Is there a downside to investing in REITs? ›

While there are many benefits of REITs, it is important to know that there can be potential risk involved if not done with a proper strategy. Market fluctuations, interest rate change, and the potential for declines in property values can impact the performance of REITs.

What happens to REITs when interest rates go down? ›

REITs. When interest rates are falling, dependable, regular income investments become harder to find. This benefits high-quality real estate investment trusts, or REITs. Strictly speaking, REITs are not fixed-income securities; their dividends are not predetermined but are based on income generated from real estate.

How do I get out of non-traded REITs? ›

Since most non-traded REITs are illiquid, there are often restrictions to redeeming and selling shares. While a REIT is still open to public investors, investors may be able to sell their shares back to the REIT. However, this sale usually comes at a discount; leaving only about 70% to 95% of the original value.

Can I invest $1000 in a REIT? ›

Since they aren't publicly available and don't register with the SEC, it's difficult to pinpoint specific investment minimums. However, investment firm Edward Jones says minimum investments for private REITs can range from $1,000 to $50,000.

How many REIT stocks should I own? ›

“I recommend REITs within a managed portfolio,” Devine said, noting that most investors should limit their REIT exposure to between 2 percent and 5 percent of their overall portfolio. Here again, a financial professional can help you determine what percentage of your portfolio you should allocate toward REITs, if any.

Do REITs pay monthly? ›

For investors seeking a steady stream of monthly income, real estate investment trusts (REITs) that pay dividends on a monthly basis emerge as a compelling financial strategy. In this article, we unravel two REITs that pay monthly dividends and have yields up to 8%.

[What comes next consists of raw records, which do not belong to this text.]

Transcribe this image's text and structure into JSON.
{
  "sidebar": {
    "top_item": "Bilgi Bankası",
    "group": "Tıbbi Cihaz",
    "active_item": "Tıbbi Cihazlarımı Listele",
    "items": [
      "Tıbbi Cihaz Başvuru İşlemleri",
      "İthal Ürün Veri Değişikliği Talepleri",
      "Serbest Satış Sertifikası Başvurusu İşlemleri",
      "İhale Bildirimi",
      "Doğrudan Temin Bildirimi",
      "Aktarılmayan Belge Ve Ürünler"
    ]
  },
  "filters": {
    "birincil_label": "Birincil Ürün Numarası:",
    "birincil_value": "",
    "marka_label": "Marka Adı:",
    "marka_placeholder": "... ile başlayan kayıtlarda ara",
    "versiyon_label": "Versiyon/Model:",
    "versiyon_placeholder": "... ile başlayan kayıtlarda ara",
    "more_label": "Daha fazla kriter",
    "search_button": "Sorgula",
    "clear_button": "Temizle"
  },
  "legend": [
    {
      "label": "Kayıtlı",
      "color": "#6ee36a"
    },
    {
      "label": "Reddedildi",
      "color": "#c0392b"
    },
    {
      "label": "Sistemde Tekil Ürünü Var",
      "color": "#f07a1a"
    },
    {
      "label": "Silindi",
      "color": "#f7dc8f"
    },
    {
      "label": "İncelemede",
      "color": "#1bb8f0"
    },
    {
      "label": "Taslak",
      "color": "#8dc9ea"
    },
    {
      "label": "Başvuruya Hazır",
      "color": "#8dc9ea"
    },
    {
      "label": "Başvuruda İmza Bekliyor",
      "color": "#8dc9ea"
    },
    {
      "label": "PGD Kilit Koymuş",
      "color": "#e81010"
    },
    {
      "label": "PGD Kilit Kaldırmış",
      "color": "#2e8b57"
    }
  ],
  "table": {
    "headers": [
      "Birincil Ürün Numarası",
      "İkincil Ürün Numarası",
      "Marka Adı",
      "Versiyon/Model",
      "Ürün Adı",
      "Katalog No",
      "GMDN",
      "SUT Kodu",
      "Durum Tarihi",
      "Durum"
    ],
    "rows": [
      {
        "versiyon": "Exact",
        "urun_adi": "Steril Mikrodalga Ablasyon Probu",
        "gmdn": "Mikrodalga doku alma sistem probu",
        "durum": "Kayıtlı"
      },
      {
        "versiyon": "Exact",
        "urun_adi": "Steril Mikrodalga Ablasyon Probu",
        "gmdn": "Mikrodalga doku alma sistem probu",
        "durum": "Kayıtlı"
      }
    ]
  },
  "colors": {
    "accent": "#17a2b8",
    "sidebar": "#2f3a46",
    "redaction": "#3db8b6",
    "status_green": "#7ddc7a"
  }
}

What is the 90% REIT rule? ›

To qualify as a REIT, a company must have the bulk of its assets and income connected to real estate investment and must distribute at least 90 percent of its taxable income to shareholders annually in the form of dividends.

Can you sell a non-traded REIT? ›

Because these Non-traded REITs are not listed on an exchange, their shares are illiquid, and they have substantial valuation and redemption risks as a result. Investors of non-traded REITs can typically only sell their shares after a holding period of a year and under a limited repurchase program.

How are non-traded REITs taxed? ›

Like exchange-traded REITs, non-traded REITs are subject to the same IRS requirements that include returning at least 90% of taxable income to shareholders. Investors tend to seek exchange-traded and non-traded REITs for their income distribution.

Can you sell non-traded REITs? ›

With a non-traded REIT, investors generally have to wait until the REIT liquidates its holdings, although they may be able to sell their shares through a broker. Investors can also use share redemption programs to access their funds.

Are there unlisted REITs? ›

Public non-listed REITs (PNLRs) register with the the Securities and Exchange Commission (SEC), but they do not trade on major securities exchanges. PNLRs operate like listed REITs in nearly every other way, but they typically face redemption restrictions that limit their liquidity.

How do I invest in a non publicly traded company? ›

You can invest in the private market by using pre-IPO investing platforms, alternative asset funds, specialized brokers, direct shares, and indirect investments.

What are the fees for non-traded REITs? ›

A non-traded REIT does not trade on a securities exchange and, because of this, is quite illiquid for long periods of time. Front-end fees can be as much as 15%, much higher than a traded REIT due to its limited secondary market.